Take regular pain relief - Seek advice from a pharmacist if you are unsure what to take.
The body needs time to heal. You should start to feel gradual improvement after 7-10 days but if after 2 weeks there is little change, or if your pain is severe contact your GP surgery.
More about back pain
Acute back pain
Acute back pain can come on suddenly, or over time and can range from a mild pain or ache to quite severe pain, which can be extremely distressing and can sometimes stop you carrying out your everyday activities.
Leg pain (sciatica)
Chronic Back Pain
Chronic back pain refers to pain that has not gone away after three months. Like acute back pain, it is usually caused by a strain or a sprain in the back - but the pain and distress can last for much longer and it can have a big impact on your day-to-day life.

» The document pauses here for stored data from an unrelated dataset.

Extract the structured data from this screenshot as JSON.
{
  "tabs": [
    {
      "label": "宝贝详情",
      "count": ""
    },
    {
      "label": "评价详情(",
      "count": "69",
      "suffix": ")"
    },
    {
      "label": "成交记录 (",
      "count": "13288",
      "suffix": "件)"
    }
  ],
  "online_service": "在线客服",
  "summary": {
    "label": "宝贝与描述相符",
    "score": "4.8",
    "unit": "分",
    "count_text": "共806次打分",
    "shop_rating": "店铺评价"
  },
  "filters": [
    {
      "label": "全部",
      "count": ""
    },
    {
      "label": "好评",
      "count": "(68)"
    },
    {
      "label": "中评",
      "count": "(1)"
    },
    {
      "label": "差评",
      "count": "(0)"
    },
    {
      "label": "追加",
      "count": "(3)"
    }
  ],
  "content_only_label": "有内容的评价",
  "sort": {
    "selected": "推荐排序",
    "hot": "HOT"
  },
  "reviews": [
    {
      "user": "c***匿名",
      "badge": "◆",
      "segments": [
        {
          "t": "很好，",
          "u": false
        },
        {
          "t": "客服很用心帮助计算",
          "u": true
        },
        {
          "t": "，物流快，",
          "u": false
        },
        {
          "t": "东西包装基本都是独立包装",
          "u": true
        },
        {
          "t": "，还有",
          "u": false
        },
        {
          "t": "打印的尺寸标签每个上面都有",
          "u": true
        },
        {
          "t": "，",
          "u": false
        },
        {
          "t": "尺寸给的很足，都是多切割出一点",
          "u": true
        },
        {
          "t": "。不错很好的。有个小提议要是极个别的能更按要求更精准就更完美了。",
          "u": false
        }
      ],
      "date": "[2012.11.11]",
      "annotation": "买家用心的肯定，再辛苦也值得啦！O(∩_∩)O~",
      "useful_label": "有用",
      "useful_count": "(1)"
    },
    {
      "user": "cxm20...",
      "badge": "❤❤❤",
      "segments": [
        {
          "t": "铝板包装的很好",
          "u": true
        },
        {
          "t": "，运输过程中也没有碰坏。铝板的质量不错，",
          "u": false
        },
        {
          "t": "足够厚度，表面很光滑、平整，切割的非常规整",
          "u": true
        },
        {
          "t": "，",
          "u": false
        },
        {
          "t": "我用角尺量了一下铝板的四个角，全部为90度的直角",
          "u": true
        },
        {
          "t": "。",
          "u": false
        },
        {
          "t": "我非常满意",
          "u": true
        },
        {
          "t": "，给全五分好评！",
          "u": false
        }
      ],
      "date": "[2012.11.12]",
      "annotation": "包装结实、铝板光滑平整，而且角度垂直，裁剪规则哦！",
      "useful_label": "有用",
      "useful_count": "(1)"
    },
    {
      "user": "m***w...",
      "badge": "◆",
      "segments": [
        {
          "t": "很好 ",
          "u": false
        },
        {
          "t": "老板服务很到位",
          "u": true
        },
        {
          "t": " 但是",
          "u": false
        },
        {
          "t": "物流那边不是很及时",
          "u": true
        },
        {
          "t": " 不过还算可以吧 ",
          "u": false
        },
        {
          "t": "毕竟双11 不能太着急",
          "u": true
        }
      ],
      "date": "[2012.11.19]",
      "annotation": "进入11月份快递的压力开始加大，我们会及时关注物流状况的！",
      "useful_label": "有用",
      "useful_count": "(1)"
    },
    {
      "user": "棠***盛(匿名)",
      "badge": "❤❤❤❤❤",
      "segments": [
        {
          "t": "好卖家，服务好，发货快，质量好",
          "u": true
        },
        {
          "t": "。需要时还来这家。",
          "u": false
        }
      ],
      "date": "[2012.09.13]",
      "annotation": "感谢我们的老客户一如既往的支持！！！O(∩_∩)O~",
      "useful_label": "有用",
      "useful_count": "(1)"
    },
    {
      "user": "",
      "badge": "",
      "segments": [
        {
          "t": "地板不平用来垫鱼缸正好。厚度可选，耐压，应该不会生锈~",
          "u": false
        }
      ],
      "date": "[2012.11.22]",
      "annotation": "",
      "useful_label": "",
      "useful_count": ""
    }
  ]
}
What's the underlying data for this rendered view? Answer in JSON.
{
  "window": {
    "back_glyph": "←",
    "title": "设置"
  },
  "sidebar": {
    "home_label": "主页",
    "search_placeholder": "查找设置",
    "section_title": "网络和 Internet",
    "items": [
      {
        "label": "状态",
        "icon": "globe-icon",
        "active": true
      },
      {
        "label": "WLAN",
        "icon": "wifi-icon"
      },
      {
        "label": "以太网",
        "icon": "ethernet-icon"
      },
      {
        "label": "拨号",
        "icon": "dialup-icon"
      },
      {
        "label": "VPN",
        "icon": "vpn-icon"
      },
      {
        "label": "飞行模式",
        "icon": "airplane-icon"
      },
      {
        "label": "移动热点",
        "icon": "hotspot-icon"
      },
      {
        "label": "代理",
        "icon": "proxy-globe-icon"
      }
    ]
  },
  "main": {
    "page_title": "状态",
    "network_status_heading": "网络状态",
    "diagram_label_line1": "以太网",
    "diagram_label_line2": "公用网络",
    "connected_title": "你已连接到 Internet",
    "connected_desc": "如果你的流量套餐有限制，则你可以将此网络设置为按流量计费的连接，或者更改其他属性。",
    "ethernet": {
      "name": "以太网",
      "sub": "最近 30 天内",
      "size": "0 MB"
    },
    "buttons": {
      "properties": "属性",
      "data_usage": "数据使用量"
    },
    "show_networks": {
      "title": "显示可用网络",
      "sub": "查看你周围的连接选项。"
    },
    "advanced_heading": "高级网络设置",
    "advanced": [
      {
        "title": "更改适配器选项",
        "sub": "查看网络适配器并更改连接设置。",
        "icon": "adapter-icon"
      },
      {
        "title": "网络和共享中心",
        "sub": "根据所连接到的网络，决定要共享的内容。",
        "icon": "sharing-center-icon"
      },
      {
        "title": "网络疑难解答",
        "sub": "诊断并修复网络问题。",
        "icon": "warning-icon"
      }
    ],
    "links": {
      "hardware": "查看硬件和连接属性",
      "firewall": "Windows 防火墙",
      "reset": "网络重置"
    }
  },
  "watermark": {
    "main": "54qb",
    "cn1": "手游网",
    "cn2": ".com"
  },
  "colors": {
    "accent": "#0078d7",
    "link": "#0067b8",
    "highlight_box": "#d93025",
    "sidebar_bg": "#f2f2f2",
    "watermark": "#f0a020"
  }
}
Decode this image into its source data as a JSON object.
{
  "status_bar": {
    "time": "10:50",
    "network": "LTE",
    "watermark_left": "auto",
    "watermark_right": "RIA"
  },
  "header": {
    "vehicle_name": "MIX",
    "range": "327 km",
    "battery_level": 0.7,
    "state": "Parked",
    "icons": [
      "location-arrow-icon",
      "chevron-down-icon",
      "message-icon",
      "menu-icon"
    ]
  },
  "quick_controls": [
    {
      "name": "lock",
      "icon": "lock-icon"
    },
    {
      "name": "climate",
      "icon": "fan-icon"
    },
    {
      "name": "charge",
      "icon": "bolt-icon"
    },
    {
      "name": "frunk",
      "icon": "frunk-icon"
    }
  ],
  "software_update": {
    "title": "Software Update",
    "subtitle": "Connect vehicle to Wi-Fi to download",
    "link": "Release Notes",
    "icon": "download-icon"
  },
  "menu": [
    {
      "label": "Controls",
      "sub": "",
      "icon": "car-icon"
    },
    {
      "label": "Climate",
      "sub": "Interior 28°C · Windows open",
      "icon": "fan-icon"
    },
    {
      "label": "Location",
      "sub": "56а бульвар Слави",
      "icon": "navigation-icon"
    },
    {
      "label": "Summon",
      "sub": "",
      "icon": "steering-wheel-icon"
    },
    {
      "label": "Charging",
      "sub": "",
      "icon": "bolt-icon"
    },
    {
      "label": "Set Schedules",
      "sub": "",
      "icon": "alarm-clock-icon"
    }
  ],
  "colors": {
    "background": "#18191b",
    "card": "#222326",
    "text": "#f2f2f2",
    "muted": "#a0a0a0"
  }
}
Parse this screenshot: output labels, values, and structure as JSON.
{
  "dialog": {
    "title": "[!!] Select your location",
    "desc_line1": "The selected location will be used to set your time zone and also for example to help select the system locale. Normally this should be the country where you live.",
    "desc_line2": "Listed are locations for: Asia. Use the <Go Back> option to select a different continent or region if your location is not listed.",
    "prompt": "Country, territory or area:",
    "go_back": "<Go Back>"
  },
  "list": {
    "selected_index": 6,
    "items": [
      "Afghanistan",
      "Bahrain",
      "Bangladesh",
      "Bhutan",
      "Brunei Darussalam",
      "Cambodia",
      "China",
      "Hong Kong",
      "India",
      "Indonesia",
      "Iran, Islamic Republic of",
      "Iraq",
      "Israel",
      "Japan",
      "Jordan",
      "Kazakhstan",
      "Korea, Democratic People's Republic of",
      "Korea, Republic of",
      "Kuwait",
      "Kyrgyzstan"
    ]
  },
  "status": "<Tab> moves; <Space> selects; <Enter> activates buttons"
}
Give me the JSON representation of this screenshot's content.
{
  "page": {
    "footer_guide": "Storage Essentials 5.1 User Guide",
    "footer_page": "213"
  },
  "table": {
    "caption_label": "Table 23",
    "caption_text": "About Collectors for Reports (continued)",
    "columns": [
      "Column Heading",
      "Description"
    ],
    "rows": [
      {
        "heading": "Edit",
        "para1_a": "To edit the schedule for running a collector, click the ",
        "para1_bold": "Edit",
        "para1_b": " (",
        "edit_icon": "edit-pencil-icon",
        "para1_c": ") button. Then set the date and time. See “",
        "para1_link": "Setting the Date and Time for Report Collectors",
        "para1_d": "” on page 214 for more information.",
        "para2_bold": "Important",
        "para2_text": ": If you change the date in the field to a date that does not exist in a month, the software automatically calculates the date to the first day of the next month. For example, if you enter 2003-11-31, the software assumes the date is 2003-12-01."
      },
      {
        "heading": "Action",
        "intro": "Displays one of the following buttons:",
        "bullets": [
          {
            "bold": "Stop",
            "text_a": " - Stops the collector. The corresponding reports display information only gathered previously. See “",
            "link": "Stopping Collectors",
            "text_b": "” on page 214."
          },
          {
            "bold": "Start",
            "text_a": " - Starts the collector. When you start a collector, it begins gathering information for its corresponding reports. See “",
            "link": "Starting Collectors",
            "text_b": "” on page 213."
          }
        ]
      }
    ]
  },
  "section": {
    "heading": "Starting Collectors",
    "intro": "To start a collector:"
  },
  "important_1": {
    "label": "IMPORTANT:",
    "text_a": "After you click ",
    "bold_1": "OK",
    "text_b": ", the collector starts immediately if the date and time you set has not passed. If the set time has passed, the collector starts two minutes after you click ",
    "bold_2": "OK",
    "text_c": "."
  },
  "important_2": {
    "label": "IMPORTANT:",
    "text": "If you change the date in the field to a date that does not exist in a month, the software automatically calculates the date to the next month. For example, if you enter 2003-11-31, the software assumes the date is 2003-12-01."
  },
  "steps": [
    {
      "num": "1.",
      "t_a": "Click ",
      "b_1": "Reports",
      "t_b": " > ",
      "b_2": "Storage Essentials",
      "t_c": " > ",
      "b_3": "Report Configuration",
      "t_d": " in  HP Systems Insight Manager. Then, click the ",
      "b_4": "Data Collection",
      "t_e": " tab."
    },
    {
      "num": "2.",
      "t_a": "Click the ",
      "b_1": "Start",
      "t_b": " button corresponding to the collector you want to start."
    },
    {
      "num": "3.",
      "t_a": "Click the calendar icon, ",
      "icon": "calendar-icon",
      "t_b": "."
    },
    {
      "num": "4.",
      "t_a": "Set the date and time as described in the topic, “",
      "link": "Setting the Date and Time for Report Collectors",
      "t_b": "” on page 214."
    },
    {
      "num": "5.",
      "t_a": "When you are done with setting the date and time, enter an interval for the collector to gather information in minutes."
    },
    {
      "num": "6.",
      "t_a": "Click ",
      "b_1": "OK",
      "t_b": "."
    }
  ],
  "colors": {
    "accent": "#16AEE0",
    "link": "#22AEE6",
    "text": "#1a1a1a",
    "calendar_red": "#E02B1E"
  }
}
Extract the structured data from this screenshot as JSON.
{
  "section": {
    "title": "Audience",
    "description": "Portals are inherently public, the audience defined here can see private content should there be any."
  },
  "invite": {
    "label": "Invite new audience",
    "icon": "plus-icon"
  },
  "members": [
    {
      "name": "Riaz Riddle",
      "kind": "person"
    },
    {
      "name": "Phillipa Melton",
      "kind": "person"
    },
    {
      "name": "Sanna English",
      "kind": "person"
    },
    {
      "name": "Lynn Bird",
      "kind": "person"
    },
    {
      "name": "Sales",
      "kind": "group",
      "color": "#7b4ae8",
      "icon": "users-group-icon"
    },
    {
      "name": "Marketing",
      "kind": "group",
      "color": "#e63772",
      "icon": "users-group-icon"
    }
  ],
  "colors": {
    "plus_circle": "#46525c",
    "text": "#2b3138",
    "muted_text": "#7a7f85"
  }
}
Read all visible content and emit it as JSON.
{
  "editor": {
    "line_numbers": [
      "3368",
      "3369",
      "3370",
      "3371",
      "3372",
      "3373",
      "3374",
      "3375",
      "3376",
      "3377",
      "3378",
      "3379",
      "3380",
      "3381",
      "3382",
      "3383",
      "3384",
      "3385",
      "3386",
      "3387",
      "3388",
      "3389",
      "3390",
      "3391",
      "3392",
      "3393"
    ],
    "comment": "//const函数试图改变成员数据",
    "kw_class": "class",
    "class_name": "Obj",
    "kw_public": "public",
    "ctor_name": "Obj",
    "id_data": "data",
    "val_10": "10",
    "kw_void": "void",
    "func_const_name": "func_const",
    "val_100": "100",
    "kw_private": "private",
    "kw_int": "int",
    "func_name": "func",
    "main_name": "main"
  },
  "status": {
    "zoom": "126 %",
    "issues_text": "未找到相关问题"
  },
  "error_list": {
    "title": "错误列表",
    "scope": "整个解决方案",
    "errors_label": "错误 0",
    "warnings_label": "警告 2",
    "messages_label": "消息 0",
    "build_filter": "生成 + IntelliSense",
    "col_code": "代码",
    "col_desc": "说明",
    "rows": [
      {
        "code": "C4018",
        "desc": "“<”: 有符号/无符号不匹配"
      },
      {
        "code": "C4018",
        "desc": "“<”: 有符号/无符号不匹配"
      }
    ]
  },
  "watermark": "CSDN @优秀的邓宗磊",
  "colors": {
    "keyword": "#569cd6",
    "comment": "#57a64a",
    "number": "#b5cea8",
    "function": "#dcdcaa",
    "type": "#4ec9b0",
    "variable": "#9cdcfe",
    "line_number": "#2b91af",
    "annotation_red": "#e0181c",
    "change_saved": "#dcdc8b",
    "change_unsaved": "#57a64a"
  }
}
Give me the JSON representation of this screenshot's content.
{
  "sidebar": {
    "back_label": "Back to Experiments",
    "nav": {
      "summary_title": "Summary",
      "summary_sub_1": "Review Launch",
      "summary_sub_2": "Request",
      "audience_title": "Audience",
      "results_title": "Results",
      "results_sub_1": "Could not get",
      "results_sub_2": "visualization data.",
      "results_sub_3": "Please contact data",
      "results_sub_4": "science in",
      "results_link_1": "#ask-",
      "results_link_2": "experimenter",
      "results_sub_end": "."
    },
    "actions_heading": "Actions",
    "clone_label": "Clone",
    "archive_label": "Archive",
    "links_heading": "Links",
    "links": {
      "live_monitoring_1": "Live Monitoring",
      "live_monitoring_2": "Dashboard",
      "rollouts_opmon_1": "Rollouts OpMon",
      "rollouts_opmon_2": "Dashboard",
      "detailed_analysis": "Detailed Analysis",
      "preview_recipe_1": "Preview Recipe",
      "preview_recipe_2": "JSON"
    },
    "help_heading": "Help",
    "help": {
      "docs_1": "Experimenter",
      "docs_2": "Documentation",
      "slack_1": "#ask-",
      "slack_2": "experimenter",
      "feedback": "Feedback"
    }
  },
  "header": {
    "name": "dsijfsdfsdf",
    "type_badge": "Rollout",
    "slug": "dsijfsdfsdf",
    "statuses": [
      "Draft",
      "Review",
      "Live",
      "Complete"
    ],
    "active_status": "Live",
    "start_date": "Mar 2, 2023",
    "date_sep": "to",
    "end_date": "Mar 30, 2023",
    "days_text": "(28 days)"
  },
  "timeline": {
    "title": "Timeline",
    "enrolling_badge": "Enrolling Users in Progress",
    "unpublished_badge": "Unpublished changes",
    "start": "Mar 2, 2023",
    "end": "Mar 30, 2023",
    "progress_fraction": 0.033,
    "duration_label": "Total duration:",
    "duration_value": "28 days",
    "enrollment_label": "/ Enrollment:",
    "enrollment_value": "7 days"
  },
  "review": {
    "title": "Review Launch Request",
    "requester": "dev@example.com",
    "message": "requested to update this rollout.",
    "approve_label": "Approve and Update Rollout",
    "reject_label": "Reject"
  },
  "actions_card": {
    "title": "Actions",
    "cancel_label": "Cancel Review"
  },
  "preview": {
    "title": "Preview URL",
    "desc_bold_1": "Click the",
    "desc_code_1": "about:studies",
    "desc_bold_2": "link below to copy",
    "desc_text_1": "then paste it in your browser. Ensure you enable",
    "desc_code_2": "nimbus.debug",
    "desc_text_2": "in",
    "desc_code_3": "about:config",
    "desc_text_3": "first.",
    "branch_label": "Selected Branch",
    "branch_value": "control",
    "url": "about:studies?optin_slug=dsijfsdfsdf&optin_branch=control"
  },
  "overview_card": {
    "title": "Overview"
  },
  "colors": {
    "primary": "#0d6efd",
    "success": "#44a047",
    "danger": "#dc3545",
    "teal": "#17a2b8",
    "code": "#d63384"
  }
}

Chronic back pain can range from a mild pain or ache, to a more severe pain. This can depend on a variety of things, such as how happy you are at home or at work, if you are prone to depression or if you have had back pain before. Chronic back pain usually requires treatment such as medication or physiotherapy. In most cases though, your back will heal itself. It is important that you keep active and continue as normal, but if your pain is severe and persistent then you should seek medical advice for diagnosis and the appropriate treatment.